Etika Terhadap Pemimpin
Oleh: Sukahar Ahmad Syafi’i, Alumni PUTM Yogyakarta & Sekretaris Majelis Tarjih & Tajdid PDM Pati Jawa Tengah
Kata pemimpin yang populer di lingkup kehidupan masyarakat dan berbangsa, bisa diartikan sebagai seorang atau sekelompok orang yang mendapat kekuasaan secara sah untuk mengatur masyarakat, organisasi hingga negara. Dalam Islam, pemimpin lebih familiar dengan sebutan ulil amri atau imam, dimana penulis tidak akan berpanjang kalam membahasnya, namun lebih spesifik pada sisi etika kita sebagai anggota atau rakyat terhadap pemimpin kita, baik etika dalam ketaatan hingga dalam memberi nasehat atau kritik. Coba kita simak hadits yang diriwayatkan oleh Muadz bin Jabal :
حَدَّثَنَا ابْنُ لُهِيعَةَ عَنِ الْحَارِثِ عَنْ عَلِيِّ بْنِ رَبَاحٍ عَنْ عَبْدِ اللَّهِ بْنِ عَمْرٍو عَنْ مُعَاذِ بْنِ جَبَلٍ قَالَ قَالَ رَسُولُ اللَّهِ صلى الله عليه وسلم خَمْسٌ مَنْ فَعَلَ وَاحِدَةً مِنْهُنَّ كَانَ ضَامِنًا عَلَى اللَّهِ عَزَّ وَجَلَّ مَنْ عَادَ مَرِيضًا أَوْ خَرَجَ مَعَ جَنَازَةٍ أَوْ خَرَجَ غَازِيًا أَوْ دَخَلَ عَلَى إِمَامِهِ يُرِيدُ تَعْزِيرَهُ وَتَوْقِيرَهُ أَوْ قَعَدَ فِي بَيْتِهِ فَسَلِمَ النَّاسُ مِنْهُ وَسَلِمَ مِنَ النَّاسِ (رواه احمد)

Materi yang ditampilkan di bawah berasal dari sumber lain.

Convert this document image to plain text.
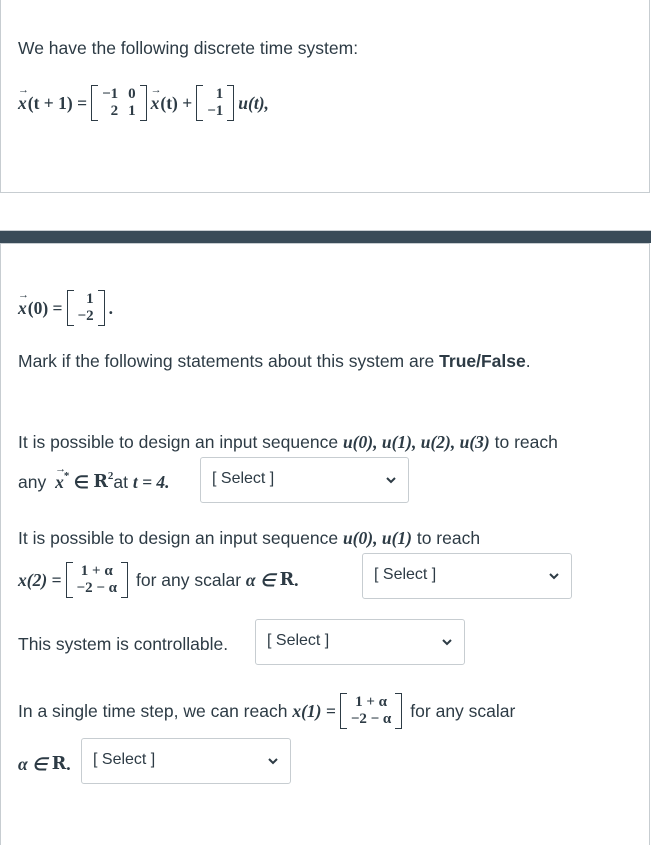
We have the following discrete time system:
→ x (t + 1) = −1 0
2 1 → x (t) +	1
−1 u(t),
→ x (0) =	1
−2 .
Mark if the following statements about this system are True/False.
It is possible to design an input sequence u(0), u(1), u(2), u(3) to reach
any → x* ∈ $R^2$ at t = 4.	[ Select ]
It is possible to design an input sequence u(0), u(1) to reach
x(2) = 1 + α
−2 − α for any scalar α ∈ R .	[ Select ]
This system is controllable. [ Select ]
In a single time step, we can reach x(1) = 1 + α
−2 − α for any scalar
α ∈ R . [ Select ]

“Telah menceritakan kepada kami Ibn Luhai’ah dari al-Harits dari Ali bin Rabah dari Abdullah bin Amr dari Muadz bin Jabal, Rasulullah Saw bersabda : Lima perkara, siapa yang melakukan salah satunya, maka Allah akan memberinya jaminan; orang yang menjenguk orang sakit, atau keluar untuk mengantar jenazah, atau keluar untuk berperang, atau mendatangi pemimpin untuk memuliakannya, atau duduk di rumahnya sehingga manusia selamat dari keburukannya dan ia pun selamat” (HR. Ahmad)

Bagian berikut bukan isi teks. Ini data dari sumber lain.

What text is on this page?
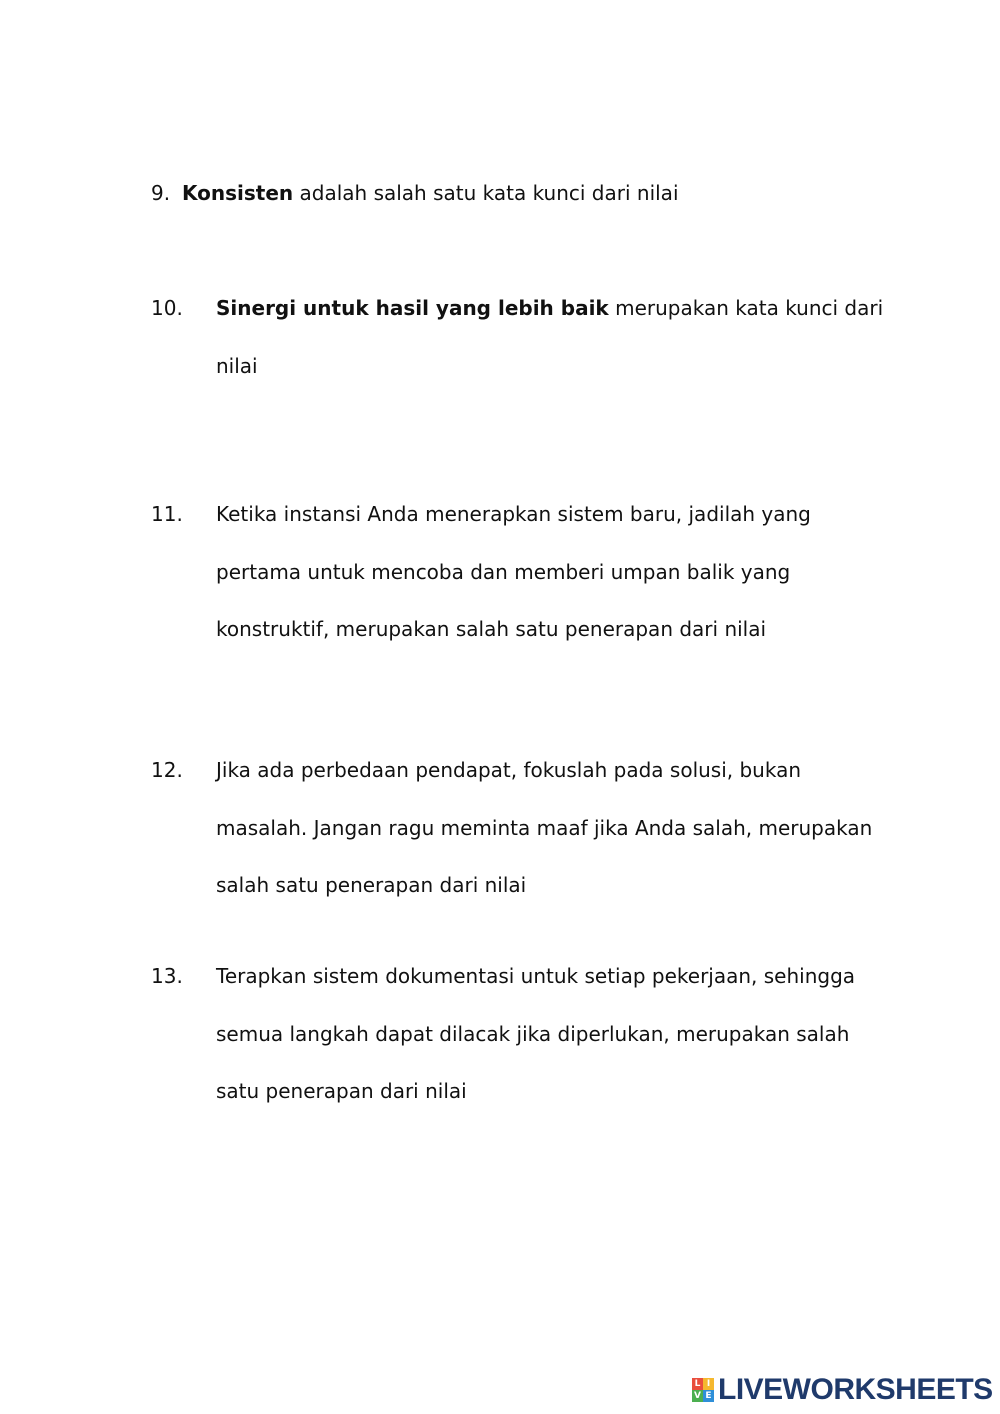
9. Konsisten adalah salah satu kata kunci dari nilai
10. Sinergi untuk hasil yang lebih baik merupakan kata kunci dari
nilai
11. Ketika instansi Anda menerapkan sistem baru, jadilah yang
pertama untuk mencoba dan memberi umpan balik yang
konstruktif, merupakan salah satu penerapan dari nilai
12. Jika ada perbedaan pendapat, fokuslah pada solusi, bukan
masalah. Jangan ragu meminta maaf jika Anda salah, merupakan
salah satu penerapan dari nilai
13. Terapkan sistem dokumentasi untuk setiap pekerjaan, sehingga
semua langkah dapat dilacak jika diperlukan, merupakan salah
satu penerapan dari nilai
L I
V E LIVEWORKSHEETS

Hadits ini terekam dalam Musnad Ahmad no. 1342 dan Mu’jam Al-Kabir-nya Ath-Thabrani no. 15877, dimana kritikus hadits Nashiruddin Al-Albani dalam Shahih Al-Jami no. 3253 menilainya shahih. Salah satu poin dalam hadits di atas adalah penggalan matan dakhala ‘ala imamihi yuridu ta’ziruhu, mendatangi pemimpin untuk memuliakannya, yaitu untuk watawa shaubil- haqqi watawa shaubis-sabr, saling menasehati dalam kebenaran dan kesabaran. Oleh karenanya, jumhur ulama menyarankan untuk menasehati pemimpin dengan cara yang anggun dan santun, sebagaimana riwayat dari Suraih bin Ubaid :
حَدَّثَنَا عَمْرُو بْنُ عُثْمَانَ، حَدَّثَنَا بَقِيَّةُ، حَدَّثَنَا صَفْوَانُ بْنُ عَمْرٍو، عَنْ شُرَيْحِ بْنِ عُبَيْدٍ، قَالَ: قَالَ عِيَاضُ بْنُ غَنْمٍ لِهِشَامِ بْنِ حَكِيمٍ: أَلَمْ تَسْمَعْ بِقَوْلِ رَسُولِ اللَّهِ صَلَّى اللهُ عَلَيْهِ وَسَلَّمَ: مَنْ أَرَادَ أَنْ يَنْصَحَ لِذِي سُلْطَانٍ فَلَا يُبْدِهِ عَلَانِيَةً، وَلَكِنْ يَأْخُذُ بِيَدِهِ فَيَخْلُوا بِهِ، فَإِنْ قَبِلَ مِنْهُ فَذَاكَ، وَإِلَّا كَانَ قَدْ أَدَّى الَّذِي عَلَيْهِ (رواه الطبراني)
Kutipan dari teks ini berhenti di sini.